Touring Grid Realignment: How Australia Fits in the 2026 Asia-Pacific Tour Map


The international touring grid through Asia-Pacific has been rebuilding for several years. Australia’s position in that grid in 2026 is different from where it was in 2019, and the implications matter for promoters, venues, and audiences.

I’ve been on enough tours through this region to see how routing decisions get made. The maths has changed.

How acts route now

A major international tour through Asia-Pacific in 2026 typically looks like:

  • Japan (multiple cities, often a Tokyo residency)
  • Korea (Seoul, sometimes Busan)
  • Hong Kong, Singapore, Taipei
  • Bangkok, Manila, Jakarta increasingly competitive
  • Australia and New Zealand

The relative weighting between markets has shifted. Korea and Japan have grown significantly in promoter spend. Southeast Asian markets are now competitive for spend that used to go automatically to Australia. The Australian leg is still strong but the budget allocation isn’t what it was.

This matters because routing decisions are made on cumulative tour economics. If a Korean promoter offers significantly better terms, the Australian promoter has to compete on either money or scheduling flexibility — and increasingly both.

What’s driving the shift

Korea and Japan growth. K-pop and J-pop infrastructure has become world-class. The venues, production capabilities, audience spending power, and corporate sponsorship support make these markets attractive to acts of all genres, not just home-region acts. Western artists routinely structure tours around Asian dates that previously would have been routed via Australia.

Southeast Asian disposable income growth. Per-capita music spending in Southeast Asia has grown faster than Australia’s in the past five years. Promoters there can pay competitive guarantees for the right acts. Five years ago Australia got dates that other regional markets didn’t pursue. Now there’s competition.

Australian dollar weakness. When the AUD is weaker, Australian guarantees in USD terms shrink relative to other markets. This isn’t permanent but it’s the situation acts have been routing through for several years now.

Higher Australian production costs. Same dynamics that affect festivals affect tour production. Australia is now a relatively expensive market to tour in production terms, and the spend has to be justified by audience scale.

What promoters are doing

Successful Australian promoters in 2026 are doing a few things differently:

Building stronger artist development relationships. Rather than competing for top-tier acts on price alone, finding emerging acts and building Australian audience for them. This pays off when those acts grow into bigger draws.

Emphasising venue advantages. The acoustics at the Forum, the unique character of the Hordern Pavilion, the production capacity of major arenas — these are real advantages that experienced acts value. Promoters who can articulate these well have an edge.

Leveraging tour routing. Australia and New Zealand together still make sense as a routing block. Promoters who coordinate effectively between AU and NZ deliver value that single-country routing doesn’t.

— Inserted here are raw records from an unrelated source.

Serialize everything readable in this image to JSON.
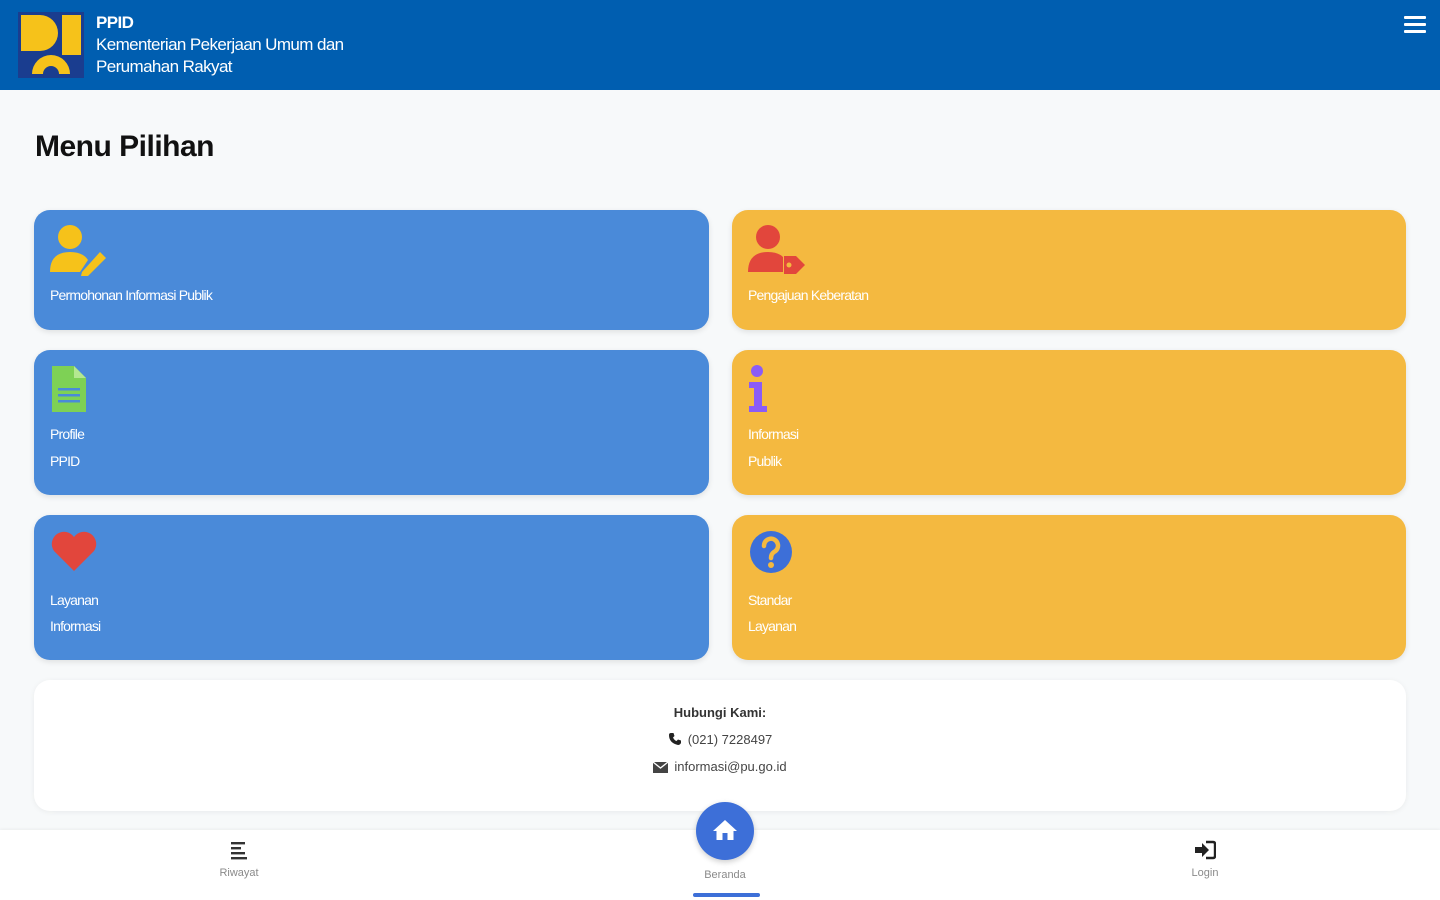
{
  "header": {
    "title": "PPID",
    "subtitle_line1": "Kementerian Pekerjaan Umum dan",
    "subtitle_line2": "Perumahan Rakyat"
  },
  "main": {
    "title": "Menu Pilihan",
    "cards": [
      {
        "line1": "Permohonan Informasi Publik",
        "line2": "",
        "icon": "user-edit-icon",
        "color": "#4a8ad9"
      },
      {
        "line1": "Pengajuan Keberatan",
        "line2": "",
        "icon": "user-tag-icon",
        "color": "#f4b940"
      },
      {
        "line1": "Profile",
        "line2": "PPID",
        "icon": "document-icon",
        "color": "#4a8ad9"
      },
      {
        "line1": "Informasi",
        "line2": "Publik",
        "icon": "info-icon",
        "color": "#f4b940"
      },
      {
        "line1": "Layanan",
        "line2": "Informasi",
        "icon": "heart-icon",
        "color": "#4a8ad9"
      },
      {
        "line1": "Standar",
        "line2": "Layanan",
        "icon": "question-icon",
        "color": "#f4b940"
      }
    ]
  },
  "contact": {
    "title": "Hubungi Kami:",
    "phone": "(021) 7228497",
    "email": "informasi@pu.go.id"
  },
  "bottom_nav": {
    "items": [
      {
        "label": "Riwayat",
        "icon": "list-icon"
      },
      {
        "label": "Beranda",
        "icon": "home-icon",
        "active": true
      },
      {
        "label": "Login",
        "icon": "login-icon"
      }
    ]
  },
  "colors": {
    "header": "#005eb0",
    "blue_card": "#4a8ad9",
    "orange_card": "#f4b940",
    "accent": "#3d6fd8"
  }
}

Multi-act packaging. Taking a known act and adding strong support that has Australian-specific draw. This makes the show economics work better for everyone — the headliner gets a guaranteed full house, the support gets exposure, and the local market gets a stronger night out.

What audiences are seeing

The visible result for audiences:

  • Fewer mid-tier international acts touring Australia (the ones that used to come through opportunistically aren’t routing here as much)
  • More premium-priced shows from top-tier acts (the ones who do come are charging more because they can)
  • More activity in markets we used to see as secondary (Brisbane and Perth getting acts that previously skipped them in favor of Sydney/Melbourne only)
  • More festival-style packaging because individual headline tours are harder to make work

What’s unstable

A few things could change the picture:

  • AUD strength returning would shift some routing back
  • Asian visa and entry complications occasionally make Australia a routing alternative
  • A major political shift in any of the dominant Asian markets could reroute touring patterns
  • Australian sponsorship deepening (less likely in current advertising market) could improve guarantee competitiveness

What promoters need to think about

For Australian promoters, the question isn’t whether the touring grid has shifted — it has. The question is how to position the Australian market for the routing it can plausibly capture.

Trying to compete on price with markets that have stronger fundamentals isn’t going to work. Building distinctive value (production quality, audience engagement, venue character, artist development support) is the path that actually pays off.

This is harder work than just outbidding. It requires sustained relationships with international management, real investment in artist development locally, and patience for results that play out over multiple tour cycles.

The promoters doing this work in 2026 are positioning themselves well. The promoters still trying to win on guarantee size alone are mostly losing — and that’s not going to change in the next few years.